We see evidence of this quite often in the world of journalism even with the advent of the internet and the obvious ease which anyone, be it blogger or journalist "professional" can research any topic in seconds making sure one's work or stories, professional or not do not fall into this category:
CBS News Fires Producer for Plagiarism
"Brierbart NEW YORK (AP) - A CBS News can producer was fired and the network apologized after a Katie Couric video essay on libraries was found to be plagiarized from The Wall Street Journal.
The essay was removed from the CBS Web site and an editor's note was posted saying the item should have credited Jeffrey Zaslow of the Journal, the network said Tuesday.

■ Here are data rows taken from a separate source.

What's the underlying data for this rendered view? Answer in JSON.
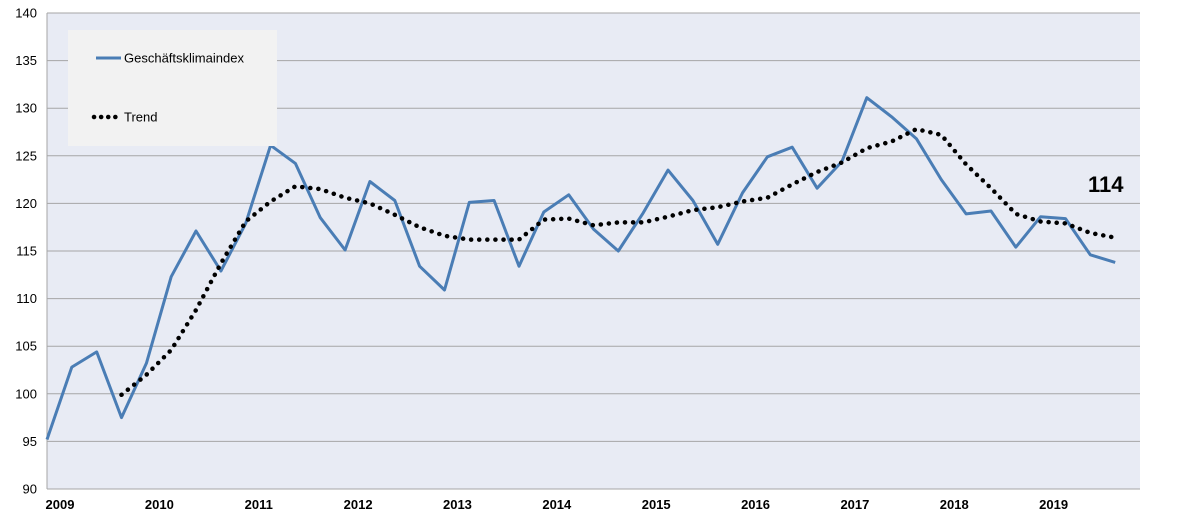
{
  "chart_data": {
    "type": "line",
    "title": "",
    "xlabel": "",
    "ylabel": "",
    "ylim": [
      90,
      140
    ],
    "yticks": [
      90,
      95,
      100,
      105,
      110,
      115,
      120,
      125,
      130,
      135,
      140
    ],
    "x_tick_labels": [
      "2009",
      "2010",
      "2011",
      "2012",
      "2013",
      "2014",
      "2015",
      "2016",
      "2017",
      "2018",
      "2019"
    ],
    "x_range": [
      2009,
      2020
    ],
    "grid": "horizontal",
    "legend_position": "top-left",
    "annotation": "114",
    "colors": {
      "plot_background": "#e8ebf4",
      "grid": "#a6a6a6",
      "series_line": "#4a7db5",
      "trend": "#000000",
      "legend_background": "#f2f2f2"
    },
    "series": [
      {
        "name": "Geschäftsklimaindex",
        "style": "solid",
        "x": [
          2009.0,
          2009.25,
          2009.5,
          2009.75,
          2010.0,
          2010.25,
          2010.5,
          2010.75,
          2011.0,
          2011.25,
          2011.5,
          2011.75,
          2012.0,
          2012.25,
          2012.5,
          2012.75,
          2013.0,
          2013.25,
          2013.5,
          2013.75,
          2014.0,
          2014.25,
          2014.5,
          2014.75,
          2015.0,
          2015.25,
          2015.5,
          2015.75,
          2016.0,
          2016.25,
          2016.5,
          2016.75,
          2017.0,
          2017.25,
          2017.5,
          2017.75,
          2018.0,
          2018.25,
          2018.5,
          2018.75,
          2019.0,
          2019.25,
          2019.5,
          2019.75
        ],
        "values": [
          95.2,
          102.8,
          104.4,
          97.5,
          103.2,
          112.3,
          117.1,
          112.9,
          117.9,
          126.1,
          124.2,
          118.5,
          115.1,
          122.3,
          120.3,
          113.4,
          110.9,
          120.1,
          120.3,
          113.4,
          119.1,
          120.9,
          117.3,
          115.0,
          119.0,
          123.5,
          120.3,
          115.7,
          121.1,
          124.9,
          125.9,
          121.6,
          124.4,
          131.1,
          129.1,
          126.8,
          122.5,
          118.9,
          119.2,
          115.4,
          118.6,
          118.4,
          114.6,
          113.8
        ]
      },
      {
        "name": "Trend",
        "style": "dotted",
        "x": [
          2009.75,
          2010.0,
          2010.25,
          2010.5,
          2010.75,
          2011.0,
          2011.25,
          2011.5,
          2011.75,
          2012.0,
          2012.25,
          2012.5,
          2012.75,
          2013.0,
          2013.25,
          2013.5,
          2013.75,
          2014.0,
          2014.25,
          2014.5,
          2014.75,
          2015.0,
          2015.25,
          2015.5,
          2015.75,
          2016.0,
          2016.25,
          2016.5,
          2016.75,
          2017.0,
          2017.25,
          2017.5,
          2017.75,
          2018.0,
          2018.25,
          2018.5,
          2018.75,
          2019.0,
          2019.25,
          2019.5,
          2019.75
        ],
        "values": [
          99.9,
          102.0,
          104.6,
          108.8,
          113.7,
          118.1,
          120.2,
          121.8,
          121.5,
          120.6,
          120.0,
          118.8,
          117.5,
          116.6,
          116.2,
          116.2,
          116.2,
          118.3,
          118.4,
          117.7,
          118.0,
          118.0,
          118.6,
          119.3,
          119.6,
          120.2,
          120.6,
          122.0,
          123.3,
          124.3,
          125.8,
          126.5,
          127.8,
          127.2,
          124.1,
          121.6,
          118.9,
          118.1,
          117.9,
          116.9,
          116.4
        ]
      }
    ]
  }
}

The essays are carried regularly on 'Couric & Co.,' the anchor's blog on the CBS News Web site. Couric and producers meet once a week to decide on topics and the producers write them for Couric to read on camera."An editor for The Wall Street Journal called CBS News to point out the similarities of the April 4 notebook item to Zaslow's article, headlined "Of the Places You'll Go, Is the Library Still One of Them?" The pieces talk about how libraries are seen differently by children from their parents.
"We were horrified," CBS News spokeswoman Sandra Genelius said. "It was almost verbatim."

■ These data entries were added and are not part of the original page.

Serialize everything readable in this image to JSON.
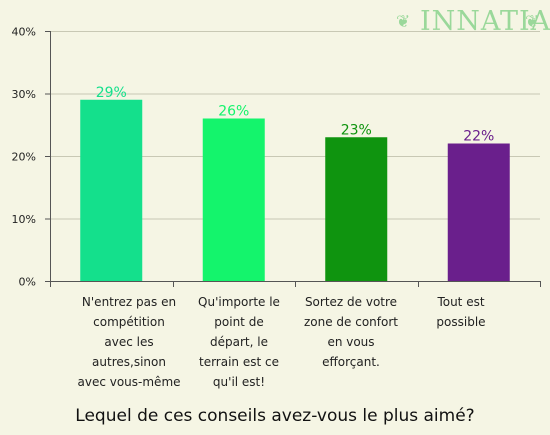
{
  "logo": {
    "text": "INNATIA",
    "ornament_left": "❦",
    "ornament_right": "❦",
    "color": "#9ad89a"
  },
  "question": "Lequel de ces conseils avez-vous le plus aimé?",
  "chart_data": {
    "type": "bar",
    "title": "",
    "xlabel": "",
    "ylabel": "",
    "ylim": [
      0,
      40
    ],
    "yticks": [
      "0%",
      "10%",
      "20%",
      "30%",
      "40%"
    ],
    "ytick_values": [
      0,
      10,
      20,
      30,
      40
    ],
    "grid": true,
    "categories": [
      "N'entrez pas en\ncompétition\navec les\nautres,sinon\navec vous-même",
      "Qu'importe le\npoint de\ndépart, le\nterrain est ce\nqu'il est!",
      "Sortez de votre\nzone de confort\nen vous\nefforçant.",
      "Tout est\npossible"
    ],
    "values": [
      29,
      26,
      23,
      22
    ],
    "value_labels": [
      "29%",
      "26%",
      "23%",
      "22%"
    ],
    "colors": [
      "#14e08c",
      "#14f46c",
      "#0f940f",
      "#6a1f8c"
    ]
  }
}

CBS would not identify the producer fired for the transgression.
No official journo' education here as I said but I'm smart enough to know better than this you can bet "degreed" producer did or does. That "producer" sure is lucky they are not being identified as of yet at least, as their career would be ruined forever for such a "transgression" that simply cannot be dismissed as carelessness, not in today's age for the reason I stated above
This doesn't happen to anyone that bothers to research for 5 minutes seeing if any comparisons to other's work could be identified as I and millions of others do do every time I or they write something. And after all, I'm a degreed graphic designer by trade, not a "Journalist". So if I can and will do it they sure the hell can too.
Or they just out and out copied the work thinking the world out there isn't as smart as they think they are, which is probably the more likely scenario.